Но была странность или провидение в их общежитии: в колонии проживала лишь одна женщина. Ей ещё до скачка в прошлое давно перевалило за тридцать лет, и до того она не познала ни одного мужчины, поскольку страдала редким уродством лица – оно у неё словно было вдавлено в глубь головы – и склочным характером. Но здесь, в колонии, для мужчин она оказалась единственной женщиной. И уже через год разродилась тройней мальчиков, отчего получила в колонии непререкаемый авторитет и имя – Мать.
Она рожала постоянно, но, будто оберегая близнецов, все их единокровные, а может быть, и родные братья и сёстры, умирали в младенчестве, лишь почти десятью годами позже она родила дочь, которой уже было двенадцать лет. На неё те из мужчин, кто ещё не превратился в дряхлых развалин, стали уже поглядывать как на вожделённый плод. Но Мать оберегала девочку и решительно пресекала все их притязания. Она и своих сыновей не подпускала к дочери, считая её слишком маленькой для вошедших в зрелый возраст юношей.
Переговоры не были долгими. Да и о чём говорить, если почти рядом живут люди.
Собираясь выходить из своего временного лагеря, Хиркус, всё больше прибирающий к рукам руководство над группой, тихо предупредил ходоков:
– Оружие спрятать! И как можно дальше. Лучше пусть оно останется для нас и только для нас.
Дон Севильяк согласился с Хиркусом, но выполнил это неохотно, тем более что мясо, добытое им третьего дня, закончилось, а выходить на охоту с дубиной или с копьём, ему претило.

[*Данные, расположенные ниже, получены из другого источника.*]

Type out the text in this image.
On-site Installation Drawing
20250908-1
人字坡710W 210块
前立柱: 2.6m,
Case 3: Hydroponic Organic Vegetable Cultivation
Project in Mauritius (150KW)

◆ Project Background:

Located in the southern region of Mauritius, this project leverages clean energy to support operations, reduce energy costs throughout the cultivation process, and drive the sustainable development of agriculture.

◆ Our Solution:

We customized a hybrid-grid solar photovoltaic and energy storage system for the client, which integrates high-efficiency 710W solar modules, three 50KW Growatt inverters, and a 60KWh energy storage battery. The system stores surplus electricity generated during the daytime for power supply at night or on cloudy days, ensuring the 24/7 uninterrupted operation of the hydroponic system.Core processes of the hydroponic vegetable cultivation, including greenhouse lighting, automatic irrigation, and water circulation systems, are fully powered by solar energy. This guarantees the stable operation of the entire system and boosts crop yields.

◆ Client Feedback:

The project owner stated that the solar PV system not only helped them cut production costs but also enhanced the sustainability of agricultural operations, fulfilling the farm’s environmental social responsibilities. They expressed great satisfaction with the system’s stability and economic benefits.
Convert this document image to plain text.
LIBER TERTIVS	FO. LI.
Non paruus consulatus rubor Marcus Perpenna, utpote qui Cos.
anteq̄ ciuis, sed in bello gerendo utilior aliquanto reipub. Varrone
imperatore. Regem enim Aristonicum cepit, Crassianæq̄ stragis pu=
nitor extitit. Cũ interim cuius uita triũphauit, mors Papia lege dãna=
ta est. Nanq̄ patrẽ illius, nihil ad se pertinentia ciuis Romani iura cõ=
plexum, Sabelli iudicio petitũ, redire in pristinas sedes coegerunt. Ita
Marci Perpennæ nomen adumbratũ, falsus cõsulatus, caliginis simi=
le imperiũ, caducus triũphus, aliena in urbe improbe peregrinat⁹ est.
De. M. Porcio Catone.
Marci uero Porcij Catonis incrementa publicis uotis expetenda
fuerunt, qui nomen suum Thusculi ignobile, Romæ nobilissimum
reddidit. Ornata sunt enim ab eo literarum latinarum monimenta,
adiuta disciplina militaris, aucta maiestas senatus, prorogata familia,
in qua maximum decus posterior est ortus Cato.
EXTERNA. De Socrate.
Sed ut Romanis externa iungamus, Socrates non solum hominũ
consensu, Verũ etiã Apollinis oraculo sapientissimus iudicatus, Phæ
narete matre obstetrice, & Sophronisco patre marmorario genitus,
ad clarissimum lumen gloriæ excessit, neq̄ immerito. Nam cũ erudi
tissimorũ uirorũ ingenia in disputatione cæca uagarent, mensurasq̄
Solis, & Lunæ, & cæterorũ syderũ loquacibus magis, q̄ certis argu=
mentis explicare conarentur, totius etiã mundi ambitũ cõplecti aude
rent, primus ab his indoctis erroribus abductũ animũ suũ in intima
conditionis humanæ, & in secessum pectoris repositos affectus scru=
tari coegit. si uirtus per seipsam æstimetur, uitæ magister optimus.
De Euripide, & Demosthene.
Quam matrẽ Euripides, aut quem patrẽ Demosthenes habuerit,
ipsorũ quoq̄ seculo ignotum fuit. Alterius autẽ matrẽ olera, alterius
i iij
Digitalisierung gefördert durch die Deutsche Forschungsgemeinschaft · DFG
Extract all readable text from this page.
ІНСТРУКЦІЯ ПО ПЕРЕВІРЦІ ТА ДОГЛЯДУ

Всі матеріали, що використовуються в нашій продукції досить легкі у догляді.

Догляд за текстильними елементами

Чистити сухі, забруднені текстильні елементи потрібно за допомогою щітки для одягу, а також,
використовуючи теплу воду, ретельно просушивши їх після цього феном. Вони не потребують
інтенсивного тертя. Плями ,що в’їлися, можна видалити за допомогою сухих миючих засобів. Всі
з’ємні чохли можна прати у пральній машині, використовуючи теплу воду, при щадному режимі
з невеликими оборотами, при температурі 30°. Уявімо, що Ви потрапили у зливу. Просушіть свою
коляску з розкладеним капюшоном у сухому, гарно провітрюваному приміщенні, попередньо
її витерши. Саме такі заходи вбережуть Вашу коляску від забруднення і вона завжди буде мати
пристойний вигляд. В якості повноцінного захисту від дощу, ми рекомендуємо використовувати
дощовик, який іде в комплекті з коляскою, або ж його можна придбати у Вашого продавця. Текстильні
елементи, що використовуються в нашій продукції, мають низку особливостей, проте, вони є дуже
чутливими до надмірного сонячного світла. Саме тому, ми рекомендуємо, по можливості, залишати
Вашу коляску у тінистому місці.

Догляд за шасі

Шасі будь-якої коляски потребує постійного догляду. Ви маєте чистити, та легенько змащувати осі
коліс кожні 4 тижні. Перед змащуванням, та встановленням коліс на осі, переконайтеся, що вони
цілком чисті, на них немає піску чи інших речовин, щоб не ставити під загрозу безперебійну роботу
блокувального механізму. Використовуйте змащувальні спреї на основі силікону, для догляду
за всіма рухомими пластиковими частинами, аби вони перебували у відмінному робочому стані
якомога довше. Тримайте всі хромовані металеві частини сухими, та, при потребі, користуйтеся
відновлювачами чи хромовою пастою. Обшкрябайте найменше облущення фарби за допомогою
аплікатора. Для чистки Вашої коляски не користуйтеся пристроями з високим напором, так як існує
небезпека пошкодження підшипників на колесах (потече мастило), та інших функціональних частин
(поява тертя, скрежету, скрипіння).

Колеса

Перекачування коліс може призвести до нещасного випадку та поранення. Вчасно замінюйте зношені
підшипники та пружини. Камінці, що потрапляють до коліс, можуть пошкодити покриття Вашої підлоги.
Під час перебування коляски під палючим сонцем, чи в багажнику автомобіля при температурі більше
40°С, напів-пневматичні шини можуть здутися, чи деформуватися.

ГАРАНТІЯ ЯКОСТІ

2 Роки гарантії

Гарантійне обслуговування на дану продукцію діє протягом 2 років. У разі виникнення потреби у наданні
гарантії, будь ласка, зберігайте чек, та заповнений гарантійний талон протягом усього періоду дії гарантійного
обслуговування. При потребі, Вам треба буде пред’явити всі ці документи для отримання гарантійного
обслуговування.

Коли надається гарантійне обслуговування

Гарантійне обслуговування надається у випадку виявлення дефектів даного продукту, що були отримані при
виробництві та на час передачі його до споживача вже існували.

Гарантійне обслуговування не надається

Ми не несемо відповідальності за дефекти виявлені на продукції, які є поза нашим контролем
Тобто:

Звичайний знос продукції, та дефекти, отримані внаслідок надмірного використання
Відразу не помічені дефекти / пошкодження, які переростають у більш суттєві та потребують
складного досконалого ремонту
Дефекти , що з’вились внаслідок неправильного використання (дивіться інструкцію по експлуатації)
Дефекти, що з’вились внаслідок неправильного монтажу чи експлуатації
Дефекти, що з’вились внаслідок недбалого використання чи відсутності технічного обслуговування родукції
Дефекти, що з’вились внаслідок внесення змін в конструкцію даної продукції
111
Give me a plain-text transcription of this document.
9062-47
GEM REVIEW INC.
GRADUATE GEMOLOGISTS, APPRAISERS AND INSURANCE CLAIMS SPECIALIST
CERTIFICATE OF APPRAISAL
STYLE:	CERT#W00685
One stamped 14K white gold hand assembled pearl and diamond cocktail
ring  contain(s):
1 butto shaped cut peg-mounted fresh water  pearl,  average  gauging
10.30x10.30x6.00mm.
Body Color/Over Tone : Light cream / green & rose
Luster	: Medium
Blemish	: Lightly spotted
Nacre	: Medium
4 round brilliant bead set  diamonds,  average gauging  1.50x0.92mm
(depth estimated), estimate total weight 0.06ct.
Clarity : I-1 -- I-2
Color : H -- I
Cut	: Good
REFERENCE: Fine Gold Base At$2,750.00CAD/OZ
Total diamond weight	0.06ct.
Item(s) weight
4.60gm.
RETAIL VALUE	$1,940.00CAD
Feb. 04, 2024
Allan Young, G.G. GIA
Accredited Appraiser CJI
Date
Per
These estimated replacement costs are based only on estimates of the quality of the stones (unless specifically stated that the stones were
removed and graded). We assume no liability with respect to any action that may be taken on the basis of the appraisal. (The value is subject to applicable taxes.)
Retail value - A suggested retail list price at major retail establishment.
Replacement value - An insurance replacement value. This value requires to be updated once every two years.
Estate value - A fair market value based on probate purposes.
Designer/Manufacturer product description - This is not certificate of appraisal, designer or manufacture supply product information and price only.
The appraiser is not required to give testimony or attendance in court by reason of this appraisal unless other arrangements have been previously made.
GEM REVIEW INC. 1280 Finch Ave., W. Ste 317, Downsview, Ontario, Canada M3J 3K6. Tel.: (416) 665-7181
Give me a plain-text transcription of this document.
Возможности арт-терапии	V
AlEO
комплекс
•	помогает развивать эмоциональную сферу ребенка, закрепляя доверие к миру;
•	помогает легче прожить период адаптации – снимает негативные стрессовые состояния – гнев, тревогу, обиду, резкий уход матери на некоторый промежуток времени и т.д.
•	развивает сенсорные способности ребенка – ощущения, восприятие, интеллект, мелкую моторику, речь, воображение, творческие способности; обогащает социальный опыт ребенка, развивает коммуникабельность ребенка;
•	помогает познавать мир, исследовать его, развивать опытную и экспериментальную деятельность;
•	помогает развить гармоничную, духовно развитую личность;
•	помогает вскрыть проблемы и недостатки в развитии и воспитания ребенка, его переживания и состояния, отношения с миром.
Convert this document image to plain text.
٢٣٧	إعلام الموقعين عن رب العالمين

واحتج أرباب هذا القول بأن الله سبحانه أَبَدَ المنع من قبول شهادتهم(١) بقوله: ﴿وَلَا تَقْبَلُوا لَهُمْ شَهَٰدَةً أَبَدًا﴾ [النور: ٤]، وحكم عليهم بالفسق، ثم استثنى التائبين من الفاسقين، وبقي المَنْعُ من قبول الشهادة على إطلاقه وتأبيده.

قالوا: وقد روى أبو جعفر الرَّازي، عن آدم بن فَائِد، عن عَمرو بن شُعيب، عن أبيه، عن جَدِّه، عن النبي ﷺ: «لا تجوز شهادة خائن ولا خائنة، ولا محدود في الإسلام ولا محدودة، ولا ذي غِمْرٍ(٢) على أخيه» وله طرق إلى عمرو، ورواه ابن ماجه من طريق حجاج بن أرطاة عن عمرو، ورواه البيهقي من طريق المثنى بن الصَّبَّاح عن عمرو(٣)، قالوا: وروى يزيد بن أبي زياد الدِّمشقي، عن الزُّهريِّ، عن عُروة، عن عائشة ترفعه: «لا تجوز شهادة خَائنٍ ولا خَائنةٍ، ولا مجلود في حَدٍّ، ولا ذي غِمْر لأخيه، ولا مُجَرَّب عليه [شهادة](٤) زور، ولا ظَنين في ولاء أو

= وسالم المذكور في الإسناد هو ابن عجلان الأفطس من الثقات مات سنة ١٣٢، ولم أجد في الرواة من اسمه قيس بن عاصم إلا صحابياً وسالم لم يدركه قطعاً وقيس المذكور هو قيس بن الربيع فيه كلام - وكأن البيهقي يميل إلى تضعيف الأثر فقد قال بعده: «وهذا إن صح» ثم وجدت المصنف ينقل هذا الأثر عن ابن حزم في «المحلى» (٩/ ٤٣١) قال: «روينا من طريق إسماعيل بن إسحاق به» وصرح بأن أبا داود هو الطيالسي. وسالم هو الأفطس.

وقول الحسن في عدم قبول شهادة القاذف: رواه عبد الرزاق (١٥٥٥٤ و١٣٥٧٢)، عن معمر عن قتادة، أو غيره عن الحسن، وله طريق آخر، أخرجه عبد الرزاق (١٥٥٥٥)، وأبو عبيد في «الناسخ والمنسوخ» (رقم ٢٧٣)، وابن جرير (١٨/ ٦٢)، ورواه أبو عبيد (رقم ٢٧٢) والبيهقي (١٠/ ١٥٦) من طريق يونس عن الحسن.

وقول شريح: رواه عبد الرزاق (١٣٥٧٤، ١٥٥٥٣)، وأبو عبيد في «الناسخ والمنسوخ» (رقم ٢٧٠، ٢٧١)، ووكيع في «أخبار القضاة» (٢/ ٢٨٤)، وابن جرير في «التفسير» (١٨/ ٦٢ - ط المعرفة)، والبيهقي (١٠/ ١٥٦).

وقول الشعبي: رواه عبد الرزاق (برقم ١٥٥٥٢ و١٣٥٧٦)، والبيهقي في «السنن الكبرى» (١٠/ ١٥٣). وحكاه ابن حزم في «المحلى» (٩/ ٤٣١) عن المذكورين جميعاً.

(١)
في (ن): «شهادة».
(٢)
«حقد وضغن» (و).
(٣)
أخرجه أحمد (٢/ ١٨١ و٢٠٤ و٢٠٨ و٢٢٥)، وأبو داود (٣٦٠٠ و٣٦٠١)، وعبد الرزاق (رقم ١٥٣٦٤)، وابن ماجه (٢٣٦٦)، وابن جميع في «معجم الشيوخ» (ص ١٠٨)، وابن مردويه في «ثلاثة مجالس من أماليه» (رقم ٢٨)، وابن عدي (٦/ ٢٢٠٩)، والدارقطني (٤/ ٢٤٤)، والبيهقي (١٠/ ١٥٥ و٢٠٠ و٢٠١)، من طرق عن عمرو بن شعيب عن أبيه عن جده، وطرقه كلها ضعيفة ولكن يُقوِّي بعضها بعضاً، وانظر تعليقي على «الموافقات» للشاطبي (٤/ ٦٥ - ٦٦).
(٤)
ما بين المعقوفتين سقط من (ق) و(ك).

– Если у них есть, что поесть, то, конечно, зачем нам оно. А если нет, то придётся показывать.
– Еда у них есть. Эти ребята не слишком истощены, – показал Хиркус на братьев-близнецов.
А те, знавшие в своей жизни только одну женщину, – свою мать, долго не могли понять, почему стоящие перед ними люди так различаются и видом, и одеждой, и поведением, да и голосами. Даже когда до них стала доходить истина, они всё равно не верили. Не могло такого быть, чтобы женщины превышали числом мужчин…
Сопровождая новых для них людей в поселение, они так и не могли примириться с превосходством женщин: куда они ни бросали взгляд, везде видели их, оттого братья старались быть от них как можно дальше, дабы не коснуться или случайно не столкнуться с ними.
В небольшом захламлённом отбросами поселении, построенном без особого изыска, люди жили хотя и в больших, но обычных шалашах, явно давно не приводимых в надлежащий вид: зияли прорехи, а то и надломленные стропилины. Скамулы, возможно, подражая людям, которых они называли пармаками, тоже ютились по окраинам посёлка в небольших шалашах – лишь вползти и лечь.
Когда скамулы принесли весть о большой группе людей, в посёлке их сведениям мало поверили. В конце концов, живут они здесь уже не один десяток лет, и появление рядом кого-то из людей считали мало вероятным делом. Возможно, только один человек мог предполагать о таком варианте, но он давно уже замкнулся в себе и мало общался с колонистами. Правда, это он надоумил братьев пойти и проверить сообщение скамулов.
Но когда один из братьев прибежал с криком, что скамулы были правы, и что там есть такие, как их мать, это всколыхнуло посёлок.